Silenzio
Questa mattina, ascoltando la radio molto presto, sentivo un cronista parlare dei contrasti che scuotono Israele, tra cittadini laici e cittadini ortodossi. No, mi correggo: fra ebrei laici e non, e ebrei ultraortodossi.
La precisazione mi sembra necessaria, in quanto già alcuni giorni orsono ne avevo letto sulla stampa ebraica, con firme che non credo di poter definire strettamente laiche. Premetto che, rispetto all’ebraismo, il termine “laico” non mi sembra appropriato e chiedo scusa se al momento non ne trovo altro più idoneo. Fatto sta che, al momento, sento la necessità di affrontare anche io la questione, sia pure dal mio modestissimo punto di vista di ebrea romana, che finora ha preferito tirarsi fuori dalla mischia.

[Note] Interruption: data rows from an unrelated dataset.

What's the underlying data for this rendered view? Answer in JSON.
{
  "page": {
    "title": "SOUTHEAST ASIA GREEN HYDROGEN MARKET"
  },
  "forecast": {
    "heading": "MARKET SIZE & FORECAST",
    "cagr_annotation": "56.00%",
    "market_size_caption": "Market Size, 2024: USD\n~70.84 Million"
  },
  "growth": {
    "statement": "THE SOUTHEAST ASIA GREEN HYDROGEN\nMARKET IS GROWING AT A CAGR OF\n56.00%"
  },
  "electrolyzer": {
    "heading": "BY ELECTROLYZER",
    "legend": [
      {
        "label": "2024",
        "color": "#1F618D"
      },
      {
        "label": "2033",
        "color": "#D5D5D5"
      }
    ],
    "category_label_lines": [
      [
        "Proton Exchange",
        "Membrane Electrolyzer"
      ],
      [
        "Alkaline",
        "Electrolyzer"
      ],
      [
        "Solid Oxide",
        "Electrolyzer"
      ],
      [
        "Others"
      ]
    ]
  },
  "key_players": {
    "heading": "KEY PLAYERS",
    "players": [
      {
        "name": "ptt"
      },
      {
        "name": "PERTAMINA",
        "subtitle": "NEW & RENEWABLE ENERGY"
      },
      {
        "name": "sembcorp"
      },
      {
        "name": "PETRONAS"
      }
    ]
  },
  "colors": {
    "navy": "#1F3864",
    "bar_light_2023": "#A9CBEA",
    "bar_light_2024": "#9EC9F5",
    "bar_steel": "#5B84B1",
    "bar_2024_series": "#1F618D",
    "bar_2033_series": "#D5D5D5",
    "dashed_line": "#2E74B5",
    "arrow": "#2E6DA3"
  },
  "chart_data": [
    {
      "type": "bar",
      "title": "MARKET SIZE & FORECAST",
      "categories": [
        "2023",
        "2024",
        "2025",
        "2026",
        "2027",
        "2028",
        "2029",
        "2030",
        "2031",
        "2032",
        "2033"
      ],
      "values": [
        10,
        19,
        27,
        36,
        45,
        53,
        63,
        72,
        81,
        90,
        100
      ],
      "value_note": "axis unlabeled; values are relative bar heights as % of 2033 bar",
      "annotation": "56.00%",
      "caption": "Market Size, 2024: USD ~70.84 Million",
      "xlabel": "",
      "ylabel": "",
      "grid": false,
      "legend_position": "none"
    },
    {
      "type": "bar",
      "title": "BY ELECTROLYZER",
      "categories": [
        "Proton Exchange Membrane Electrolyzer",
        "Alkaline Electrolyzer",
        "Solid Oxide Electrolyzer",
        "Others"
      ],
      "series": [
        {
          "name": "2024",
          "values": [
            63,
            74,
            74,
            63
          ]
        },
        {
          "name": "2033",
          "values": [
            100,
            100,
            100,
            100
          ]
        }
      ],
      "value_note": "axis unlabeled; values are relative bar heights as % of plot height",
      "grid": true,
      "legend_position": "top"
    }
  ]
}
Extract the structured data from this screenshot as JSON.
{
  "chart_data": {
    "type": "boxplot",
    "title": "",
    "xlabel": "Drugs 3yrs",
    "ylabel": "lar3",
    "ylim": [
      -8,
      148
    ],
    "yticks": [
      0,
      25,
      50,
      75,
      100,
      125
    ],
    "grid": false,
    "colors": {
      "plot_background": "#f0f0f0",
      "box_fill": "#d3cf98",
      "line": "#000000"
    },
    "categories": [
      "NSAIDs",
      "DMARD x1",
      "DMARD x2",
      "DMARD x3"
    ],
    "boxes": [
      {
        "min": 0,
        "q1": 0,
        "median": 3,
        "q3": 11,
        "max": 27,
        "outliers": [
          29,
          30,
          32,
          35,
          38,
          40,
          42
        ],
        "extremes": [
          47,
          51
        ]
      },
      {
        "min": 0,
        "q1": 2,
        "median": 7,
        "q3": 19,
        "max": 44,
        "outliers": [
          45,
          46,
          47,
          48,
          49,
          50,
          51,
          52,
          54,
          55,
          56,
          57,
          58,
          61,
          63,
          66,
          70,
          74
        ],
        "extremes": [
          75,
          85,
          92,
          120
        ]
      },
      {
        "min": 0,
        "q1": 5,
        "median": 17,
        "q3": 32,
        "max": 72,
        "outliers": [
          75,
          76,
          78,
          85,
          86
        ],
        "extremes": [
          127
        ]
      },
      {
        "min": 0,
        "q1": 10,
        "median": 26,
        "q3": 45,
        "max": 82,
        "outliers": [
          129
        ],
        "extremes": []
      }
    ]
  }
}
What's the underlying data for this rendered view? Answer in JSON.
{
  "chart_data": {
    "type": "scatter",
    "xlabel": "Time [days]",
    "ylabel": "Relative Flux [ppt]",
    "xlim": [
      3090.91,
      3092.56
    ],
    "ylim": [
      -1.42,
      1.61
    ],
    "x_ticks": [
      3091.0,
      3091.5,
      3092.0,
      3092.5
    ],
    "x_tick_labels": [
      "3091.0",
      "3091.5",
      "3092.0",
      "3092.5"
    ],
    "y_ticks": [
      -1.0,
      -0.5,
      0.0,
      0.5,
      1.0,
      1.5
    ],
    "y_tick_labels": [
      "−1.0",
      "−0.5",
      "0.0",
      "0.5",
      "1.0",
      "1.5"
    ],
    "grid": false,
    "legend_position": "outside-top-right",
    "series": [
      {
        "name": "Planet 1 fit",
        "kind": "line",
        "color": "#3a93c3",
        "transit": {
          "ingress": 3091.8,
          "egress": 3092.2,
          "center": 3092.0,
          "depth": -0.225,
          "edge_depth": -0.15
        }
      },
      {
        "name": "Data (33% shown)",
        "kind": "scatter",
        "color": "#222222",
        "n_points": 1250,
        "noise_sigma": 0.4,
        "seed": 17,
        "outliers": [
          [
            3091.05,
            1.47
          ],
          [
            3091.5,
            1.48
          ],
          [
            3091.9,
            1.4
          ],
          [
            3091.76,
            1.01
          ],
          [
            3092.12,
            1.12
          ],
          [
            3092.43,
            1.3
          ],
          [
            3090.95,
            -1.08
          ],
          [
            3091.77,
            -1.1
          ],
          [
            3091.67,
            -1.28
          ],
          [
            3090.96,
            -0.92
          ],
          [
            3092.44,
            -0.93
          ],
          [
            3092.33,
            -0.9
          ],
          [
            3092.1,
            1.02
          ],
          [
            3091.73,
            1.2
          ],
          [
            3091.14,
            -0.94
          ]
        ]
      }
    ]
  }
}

Ho taciuto, infatti, a proposito della “questione ciambellette”, pensando che maestri più esperti di me e di tutte le altre donne del volgo, avessero miglior diritto di parlare. E ho fatto Pesach senza ciambellette. Ho taciuto sulla separazione tra uomini e donne in sinagoga, anche in occasione di conferenze e altri incontri non rituali. Mi sono limitata a non partecipare. Adesso però, forte dell’insegnamento rabbinico sulla importanza dell’interrogazione continua, fra tutti e a tutti i livelli, vorrei chiedere ai nostri rabbini come mai non affrontano l’argomento dei diktat ultraortodossi, che oltre a scuotere Israele sta turbando l’intera diaspora al punto di trovare spazio nei giornali-radio italiani.
Conosco alcuni dei nostri rabbini e li considero maestri anche per il rispetto, l’affetto e l’ascolto che dedicano alle loro spose, per cui mi chiedo: come mai non prendono la parola?
Aspettano forse, nella forse ancora troppo laica Roma, di andare a spasso con le loro spose, non tenendosele accanto, ma sorridendo loro da un marciapiede all’altro della strada?